Cybersecurity Analyst (Onsite)

About the Role

We’re looking for a Cybersecurity Analyst to help protect the organization’s digital assets and ensure the security of critical systems and data. This role focuses on identifying vulnerabilities, monitoring threats, and responding to security incidents.

You’ll work closely with IT and business leaders to strengthen defenses, maintain compliance with security standards, and promote cybersecurity awareness across the company.

Key Responsibilities

Monitor networks and systems for suspicious or abnormal activity.

Respond to cybersecurity incidents, including containment, investigation, remediation, and recovery.

Conduct regular vulnerability assessments and penetration testing.

Identify, assess, and mitigate risks related to system configurations, network architecture, and software deployments.

Manage and optimize security tools such as antivirus, endpoint detection and response (EDR), and SIEM solutions.

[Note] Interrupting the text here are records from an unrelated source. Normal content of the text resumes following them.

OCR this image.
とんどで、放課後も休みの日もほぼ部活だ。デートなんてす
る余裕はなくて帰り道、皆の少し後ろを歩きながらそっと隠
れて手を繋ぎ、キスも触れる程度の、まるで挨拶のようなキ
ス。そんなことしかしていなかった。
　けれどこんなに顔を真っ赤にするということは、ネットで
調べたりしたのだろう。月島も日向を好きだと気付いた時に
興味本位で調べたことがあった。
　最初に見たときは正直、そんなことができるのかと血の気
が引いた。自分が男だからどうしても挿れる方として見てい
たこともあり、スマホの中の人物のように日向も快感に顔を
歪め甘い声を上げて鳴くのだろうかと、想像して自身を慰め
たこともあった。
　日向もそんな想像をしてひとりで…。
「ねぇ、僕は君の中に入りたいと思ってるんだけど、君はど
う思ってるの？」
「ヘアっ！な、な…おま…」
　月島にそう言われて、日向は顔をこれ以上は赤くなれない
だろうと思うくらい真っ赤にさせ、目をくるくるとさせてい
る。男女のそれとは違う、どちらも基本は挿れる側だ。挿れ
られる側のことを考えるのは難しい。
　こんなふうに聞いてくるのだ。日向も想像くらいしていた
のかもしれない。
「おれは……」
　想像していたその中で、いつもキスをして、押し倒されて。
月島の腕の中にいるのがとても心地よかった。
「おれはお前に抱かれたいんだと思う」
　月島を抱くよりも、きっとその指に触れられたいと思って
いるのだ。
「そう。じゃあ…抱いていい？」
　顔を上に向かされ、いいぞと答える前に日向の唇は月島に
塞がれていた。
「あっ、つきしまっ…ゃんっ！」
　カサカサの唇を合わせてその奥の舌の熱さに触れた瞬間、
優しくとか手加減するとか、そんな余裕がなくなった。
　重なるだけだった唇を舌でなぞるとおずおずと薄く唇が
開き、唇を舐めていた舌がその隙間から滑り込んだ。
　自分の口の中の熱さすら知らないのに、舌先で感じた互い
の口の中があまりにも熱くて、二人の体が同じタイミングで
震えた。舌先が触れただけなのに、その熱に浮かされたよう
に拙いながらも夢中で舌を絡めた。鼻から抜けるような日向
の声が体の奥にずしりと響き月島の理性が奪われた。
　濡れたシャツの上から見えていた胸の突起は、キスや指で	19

Support compliance audits (e.g., NIST, ISO 27001) and maintain accurate documentation.

Develop, implement, and update security policies, standards, and best practices.

Provide cybersecurity awareness training to employees.

Stay updated on emerging cyber threats, vulnerabilities, and tools.

Analyze threat intelligence and apply insights to improve defenses.

Prepare reports on security incidents, vulnerabilities, compliance status, and mitigation progress.

Collaborate with IT, business units, and compliance teams to ensure security integration across operations.

Communicate technical risks and threats clearly to non-technical stakeholders.

Performance Indicators

Incident detection and response time (MTTD, MTTR).

Number of prevented or remediated attacks.

Vulnerability remediation rate.

Quality and timeliness of incident reports.

Adherence to cybersecurity policies and risk management procedures.

Employee training and phishing simulation success rates.

Qualifications

Bachelor’s degree in Computer Engineering, Information Technology, Data Science, or related field.

At least 3 years of experience in network administration or cybersecurity.

Strong understanding of subnetting, firewalls, VPNs, operating systems, and network devices (switches, access points).

Hands-on experience with security tools such as SIEM, antivirus, and EDR solutions.

Experience in vulnerability assessment and penetration testing.

Ability to conduct or support cybersecurity training.

Preferred certifications : NSE 1-4, CCNA, CompTIA Security+, CompTIA CySA+.

Advantage but not required : CISSP certification.

Strong analytical, communication, and problem-solving skills.